An interpretable Bayesian deep learning-based approach for sustainable clean energy

Abstract

AbstractSustainable Development Goal 7 is dedicated to ensuring access to clean and affordable energy that can be utilized in various applications. Solar panels (SP) are utilized to convert sunlight into electricity, acting as a renewable energy source. It is important to keep SP clean to obtain the required performance, as the accumulation of snow and dust on SP greatly affects the amount of electricity generated. On the other hand, excessive cleaning has some detrimental effects on the SP, therefore cleaning should only be done when necessary and not on a regular basis. Consequently, it is critical to determine whether the cleaning procedure is necessary by automatically detecting the presence of dust or snow on the panels while avoiding inaccurate predictions.
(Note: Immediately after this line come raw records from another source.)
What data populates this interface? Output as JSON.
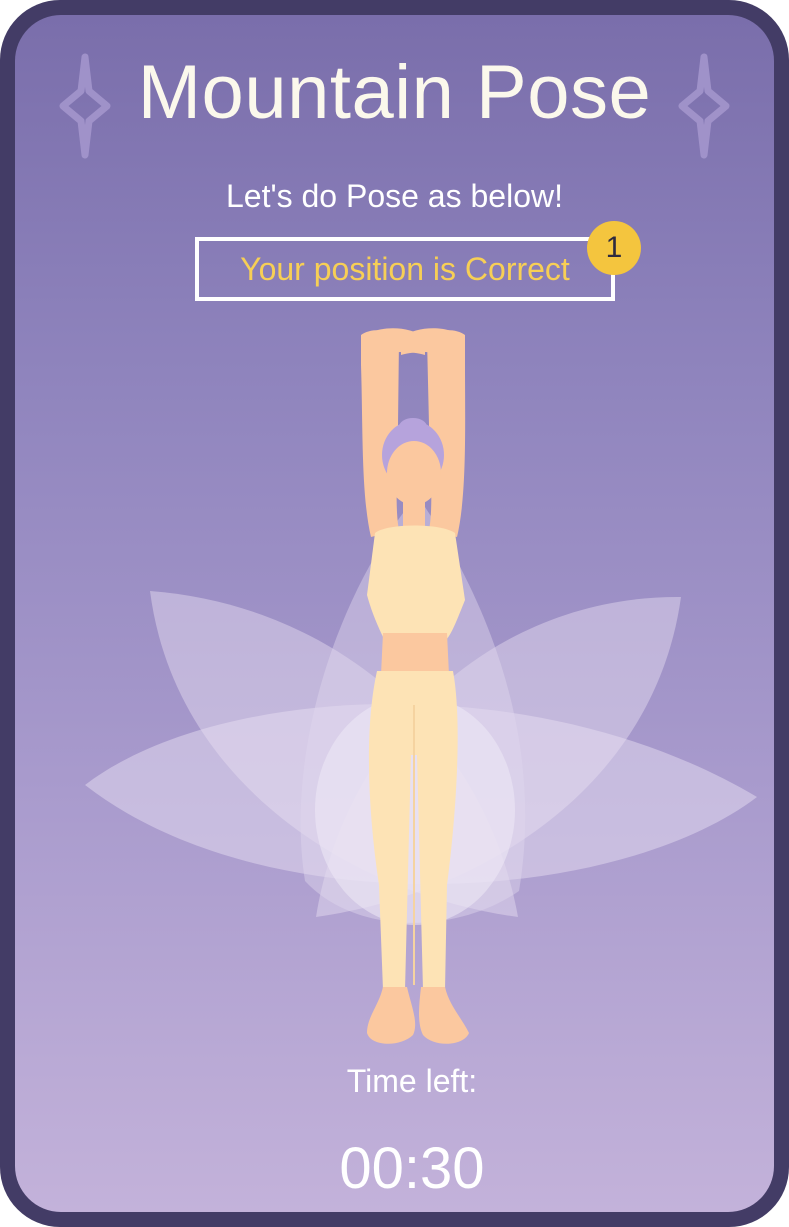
{
  "header": {
    "title": "Mountain Pose",
    "sparkle_icon": "sparkle-icon"
  },
  "instruction": "Let's do Pose as below!",
  "status": {
    "message": "Your position is Correct",
    "badge": "1",
    "highlight_color": "#f7cf55",
    "badge_color": "#f4c53e"
  },
  "illustration": {
    "icon": "yoga-mountain-pose-figure",
    "background": "lotus-petals"
  },
  "timer": {
    "label": "Time left:",
    "value": "00:30"
  },
  "colors": {
    "frame": "#433c66",
    "gradient_top": "#7a6eab",
    "gradient_bottom": "#c3b2da",
    "skin": "#fbc89f",
    "outfit": "#fde3b5"
  }
}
Research efforts have been made to detect the presence of dust and snow on SP, but most of the proposed methods do not guarantee accurate detection results. This paper proposes an accurate, reliable, and interpretable approach called Solar-OBNet. The proposed Solar-OBNet can detect dusty SP and snow-covered SP very efficiently and be used in conjunction with the methods used to clean SP. The proposed Solar-OBNet is based on a Bayesian convolutional neural network, which enables it to express the amount of confidence in its predictions. Two measurements are used to estimate the uncertainty in the outcomes of the proposed Solar-OBNet, namely predictive entropy and standard deviation. The proposed Solar-OBNet can express confidence in the correct predictions by showing low values for predictive entropy and standard deviation. The proposed Solar-OBNet can also give an uncertainty warning in the case of erroneous predictions by showing high values of predictive entropy and standard deviation. The proposed Solar-OBNet’s efficacy was verified by interpreting its results using a method called Weighted Gradient-Directed Class Activation Mapping (Grad-CAM). The proposed Solar-OBNet has achieved a balanced accuracy of 94.07% and an average specificity 95.83%, outperforming other comparable methods.